Şekil 1.32: Servikal ve üst torasik sinirlerin dermatomal dağılımı. SOBA’ya bağlı miyelopati sıklıkla sinsi olarak gelişir ve duyusal ataksi veya alt ekstremitelerin spastik paraparezi nedeniyle ellerde parazitlenme veya sakarlık ve/veya yürüme rahatsızlığı ile ortaya çıkar. Mesane disfonksiyonu nadirdir. Üst ekstremitelerin muayenesinde parmak fleksörlerinde tonusta artış olabilir. Tendon refleksleri, triseps, parmak refleksleri ve tüm alt ekstremite reflekslerinde bir artış ile, azalmış/yok olmuş biceps veya supinatör refleksi (normal biseps veya supinatör refleks yerine parmak fleksiyonu) ile çok karakteristiktir.Plantar cevapları ayak bileği klonusu ve pozitif bir Hoffman işaretiyle (orta parmak uçlarından birine basıldığında diğer parmakların ikinci ve üçüncü parmak uçlarının fleksiyonu) fleksiyonu ile devam etmektedir. Duyusal değişiklikler değişkendir, ellerde titreşim kaybı ve eklem pozisyonu duyusu ayaklardan daha belirgindir. Şekil 1.33, çoklu spondilotik eklemin

31

bir MRG taramasını ve servikal spinal korddaki C6/C7 seviyesindeki miyelopatik değişiklikleri gösterir.

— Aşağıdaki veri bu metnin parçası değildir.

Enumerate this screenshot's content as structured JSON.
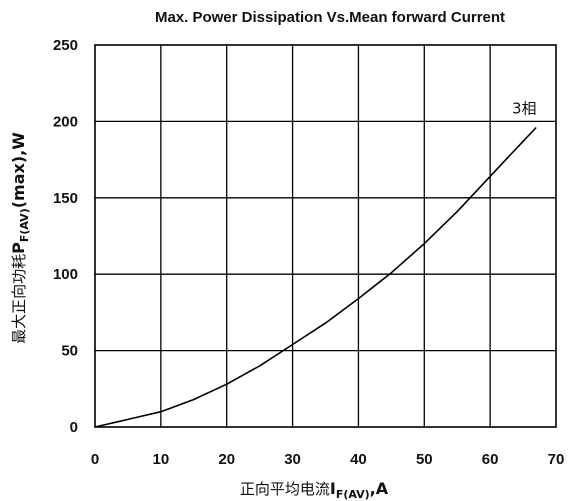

Şekil 1.33: Servikal omurganın MRG taraması, çok diskli spondilotik çubuklarla, çeşitli disklerden disk yüksekliği ve sinyal kaybını göstermektedir. Servikal kordun C6/C7 diskinin korddaki ilişkili myelopatik değişikliklerle birlikte dışarı çıkmasıyla da sıkıştırılması vardır.

Nörolojik komplikasyonlar

SOBA nedeniyle nörolojik anormalliği olan hastaların çoğu, özellikle ilerleyici miyelopati veya inatçı ağrı varsa, servikal omurganın erken dönemde MRG taramasını gerektirir. Radikülopatinin iyileşme yavaş olmasına rağmen, genellikle olumlu bir sonucu vardır. Spesifik olmayan boyun ağrısını komplike eden miyelopatide dekompresif cerrahinin sonucu çoğu zaman hayal kırıklığı yaratmıştır. Nörolojik defisyonun ilerleme hızı cerrahi ile yavaşlatılırken, kayıp fonksiyon iyileşmeyebilir veya semptomlar daha geç bir zamanda ilerleyebilir. Ameliyat sonrası zayıf sonuç, servikal spianl kordun dermatom alanlarında (Şekil 1.32) geri dönüşümsüz hasar oluşturabilir veya spinal kordun damar beslemesine direkt olarak veya sonradan zarar verebilir (Binder, 2007).